Behaviour Support roles: Manage children’s behaviour- no training, Train other TAs to manage children’s behaviour- no training, ringing parents to collect children who need to go home re behaviour- no training, devise behaviour management strategies for individual children- no training.
In class support: Supporting EAL students- no training, Provide 1:1 support during lessons- no training, Plan additional support for LAC- no training, playground duty, first aid, maintain classroom, displays, annotate children’s work, Colourful Semantics, Talk Boost, RWI, Asdan Cope- very little training. Prepare student for GCSEs- very little training, general support in lessons, support group work- very little training, marking books- very little training, run after school clubs- no training.
Cover supervisor, cover individual lessons, provide PPA cover, help to fill in college applications- no training.
I find this list to be quite frightening due to the vast array of roles undertaken for which our TAs have received very little or no training at all. It is to their great credit that they manage to keep up with a forever evolving role and stay one step ahead. On closer examination of the list, which is not exhaustive I wonder if some of the things they are being asked to do are even lawful. The 2014 SEND Code of Practice states that every teacher is a teacher of every child and yet we can see from this list that the overwhelming majority of roles performed by our TAs centre around supporting children with SEND in one way or another.

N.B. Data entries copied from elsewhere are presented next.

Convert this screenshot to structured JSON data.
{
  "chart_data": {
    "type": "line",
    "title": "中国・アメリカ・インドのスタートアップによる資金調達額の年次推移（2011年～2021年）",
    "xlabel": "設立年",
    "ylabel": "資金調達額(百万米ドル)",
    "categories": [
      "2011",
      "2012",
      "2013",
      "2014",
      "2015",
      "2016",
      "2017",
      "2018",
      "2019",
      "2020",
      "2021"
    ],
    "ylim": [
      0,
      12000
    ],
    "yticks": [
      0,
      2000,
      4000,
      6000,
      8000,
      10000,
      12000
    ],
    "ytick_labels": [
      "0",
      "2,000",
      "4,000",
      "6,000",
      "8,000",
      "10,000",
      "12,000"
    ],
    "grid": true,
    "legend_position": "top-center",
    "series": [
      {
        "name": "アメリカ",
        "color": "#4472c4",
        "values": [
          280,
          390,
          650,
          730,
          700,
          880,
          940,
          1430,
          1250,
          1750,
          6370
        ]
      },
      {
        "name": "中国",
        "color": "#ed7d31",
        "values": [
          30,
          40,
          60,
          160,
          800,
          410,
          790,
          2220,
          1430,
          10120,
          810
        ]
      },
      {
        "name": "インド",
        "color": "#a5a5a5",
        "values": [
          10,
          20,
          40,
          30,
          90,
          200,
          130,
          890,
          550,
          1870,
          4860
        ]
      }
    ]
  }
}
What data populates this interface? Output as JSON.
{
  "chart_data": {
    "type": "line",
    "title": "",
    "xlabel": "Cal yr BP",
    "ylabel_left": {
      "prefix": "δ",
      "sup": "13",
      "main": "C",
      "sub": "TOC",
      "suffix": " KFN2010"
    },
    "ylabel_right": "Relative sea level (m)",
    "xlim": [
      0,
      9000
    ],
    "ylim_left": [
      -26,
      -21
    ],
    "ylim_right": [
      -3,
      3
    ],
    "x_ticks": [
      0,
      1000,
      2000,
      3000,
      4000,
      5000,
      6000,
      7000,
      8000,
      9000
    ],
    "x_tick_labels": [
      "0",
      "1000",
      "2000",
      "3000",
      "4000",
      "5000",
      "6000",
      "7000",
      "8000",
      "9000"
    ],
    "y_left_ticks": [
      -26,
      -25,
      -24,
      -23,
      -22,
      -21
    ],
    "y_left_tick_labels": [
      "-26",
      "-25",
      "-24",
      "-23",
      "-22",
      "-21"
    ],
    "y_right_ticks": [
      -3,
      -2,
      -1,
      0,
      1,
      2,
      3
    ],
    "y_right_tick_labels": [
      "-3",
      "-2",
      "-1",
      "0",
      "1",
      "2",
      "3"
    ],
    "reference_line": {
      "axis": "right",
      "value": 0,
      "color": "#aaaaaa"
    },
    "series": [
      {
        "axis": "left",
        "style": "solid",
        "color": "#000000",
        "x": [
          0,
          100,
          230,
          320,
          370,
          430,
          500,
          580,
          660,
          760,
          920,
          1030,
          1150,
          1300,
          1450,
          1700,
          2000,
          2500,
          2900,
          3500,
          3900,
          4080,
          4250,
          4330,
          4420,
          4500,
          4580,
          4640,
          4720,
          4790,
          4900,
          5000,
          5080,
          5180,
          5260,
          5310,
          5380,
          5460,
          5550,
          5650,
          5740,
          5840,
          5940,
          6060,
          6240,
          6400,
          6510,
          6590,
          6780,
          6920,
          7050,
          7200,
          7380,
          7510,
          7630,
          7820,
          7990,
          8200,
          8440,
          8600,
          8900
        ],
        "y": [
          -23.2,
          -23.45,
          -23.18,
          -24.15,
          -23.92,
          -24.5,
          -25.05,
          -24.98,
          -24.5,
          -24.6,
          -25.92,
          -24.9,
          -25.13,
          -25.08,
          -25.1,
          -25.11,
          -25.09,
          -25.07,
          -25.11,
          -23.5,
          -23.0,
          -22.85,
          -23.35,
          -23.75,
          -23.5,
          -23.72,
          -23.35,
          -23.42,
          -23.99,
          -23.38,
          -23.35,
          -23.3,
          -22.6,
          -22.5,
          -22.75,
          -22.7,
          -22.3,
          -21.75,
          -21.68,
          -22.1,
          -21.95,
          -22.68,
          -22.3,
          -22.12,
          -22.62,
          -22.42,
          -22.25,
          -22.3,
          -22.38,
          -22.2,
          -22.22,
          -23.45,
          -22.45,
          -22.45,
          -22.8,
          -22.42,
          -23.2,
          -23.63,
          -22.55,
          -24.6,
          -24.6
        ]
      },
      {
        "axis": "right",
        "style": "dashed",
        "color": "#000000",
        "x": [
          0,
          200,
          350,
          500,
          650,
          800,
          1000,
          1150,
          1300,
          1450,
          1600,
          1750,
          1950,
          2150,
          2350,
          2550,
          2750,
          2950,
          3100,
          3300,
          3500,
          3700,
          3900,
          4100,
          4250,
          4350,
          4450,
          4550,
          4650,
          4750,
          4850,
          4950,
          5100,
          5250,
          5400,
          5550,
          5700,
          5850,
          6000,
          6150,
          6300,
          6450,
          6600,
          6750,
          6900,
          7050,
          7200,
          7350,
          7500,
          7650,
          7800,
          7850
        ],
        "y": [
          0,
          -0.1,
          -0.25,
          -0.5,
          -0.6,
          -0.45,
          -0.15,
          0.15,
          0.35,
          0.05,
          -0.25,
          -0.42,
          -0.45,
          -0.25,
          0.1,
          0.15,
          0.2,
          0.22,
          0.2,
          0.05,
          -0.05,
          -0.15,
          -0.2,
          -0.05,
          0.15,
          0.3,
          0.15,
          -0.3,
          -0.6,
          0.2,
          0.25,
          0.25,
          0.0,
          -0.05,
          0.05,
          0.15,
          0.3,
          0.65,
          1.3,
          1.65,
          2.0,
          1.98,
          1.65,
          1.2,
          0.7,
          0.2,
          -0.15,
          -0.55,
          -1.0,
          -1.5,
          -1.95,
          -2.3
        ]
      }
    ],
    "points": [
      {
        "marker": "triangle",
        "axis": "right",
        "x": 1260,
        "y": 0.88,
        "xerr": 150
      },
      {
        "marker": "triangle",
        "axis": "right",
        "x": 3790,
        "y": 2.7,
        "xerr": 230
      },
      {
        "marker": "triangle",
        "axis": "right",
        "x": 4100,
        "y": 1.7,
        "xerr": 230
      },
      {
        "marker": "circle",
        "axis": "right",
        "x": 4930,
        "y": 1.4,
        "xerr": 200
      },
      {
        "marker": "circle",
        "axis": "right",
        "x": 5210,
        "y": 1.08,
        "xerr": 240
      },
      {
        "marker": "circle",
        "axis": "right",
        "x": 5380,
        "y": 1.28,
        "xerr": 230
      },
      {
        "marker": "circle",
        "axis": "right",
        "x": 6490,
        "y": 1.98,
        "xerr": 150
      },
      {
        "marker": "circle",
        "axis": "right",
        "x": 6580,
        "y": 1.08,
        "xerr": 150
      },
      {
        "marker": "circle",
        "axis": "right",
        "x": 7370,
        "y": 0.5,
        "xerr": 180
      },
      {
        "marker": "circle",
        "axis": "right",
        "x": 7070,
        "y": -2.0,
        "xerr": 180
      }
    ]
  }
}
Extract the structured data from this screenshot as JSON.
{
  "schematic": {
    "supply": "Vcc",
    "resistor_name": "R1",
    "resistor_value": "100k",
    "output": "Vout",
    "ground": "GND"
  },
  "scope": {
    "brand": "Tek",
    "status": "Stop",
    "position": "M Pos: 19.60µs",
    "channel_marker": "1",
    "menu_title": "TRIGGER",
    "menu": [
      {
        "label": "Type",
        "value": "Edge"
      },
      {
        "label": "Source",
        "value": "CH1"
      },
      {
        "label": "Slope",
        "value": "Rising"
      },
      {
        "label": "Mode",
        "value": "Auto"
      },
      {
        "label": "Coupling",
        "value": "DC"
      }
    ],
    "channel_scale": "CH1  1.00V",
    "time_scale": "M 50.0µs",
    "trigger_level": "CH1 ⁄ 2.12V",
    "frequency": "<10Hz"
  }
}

The TAs I spoke to were not actually complaining about any of this at all. They take it all in their stride and enjoy their jobs. They told me they would like some specialist training in order to feel better equipped to help the children. The only thing they really wanted was a valued career and pay structure that reflects the amount of work they cover. I don’t think that is too much to ask for.
In June 2016 the Professional Standards for Teaching Assistants originally commissioned by the DfE were published. This was a joint effort by Unison, NAHT, NET and Maximising TAs Lead Rob Webster. The standards are non mandatory and non statutory and have been adopted by many schools around the country. They are a step in the right direction for our TAs and help to raise their status and assist them to be seen as a profession in their own right.
Keep in mind that not all TAs want to be teachers. Looking at the varied roles they fulfill, I think as teachers and leaders we could show our TAs how much they are valued by encouraging all schools to adopt the TA standards. If all schools used them, a solid career structure might follow and our TAs would be rewarded for their hard work. My Head Teacher adopted them as soon as they were published, did yours? This is just a thought for how we can help our fellow classroom practitioners to feel a valued part of the education system.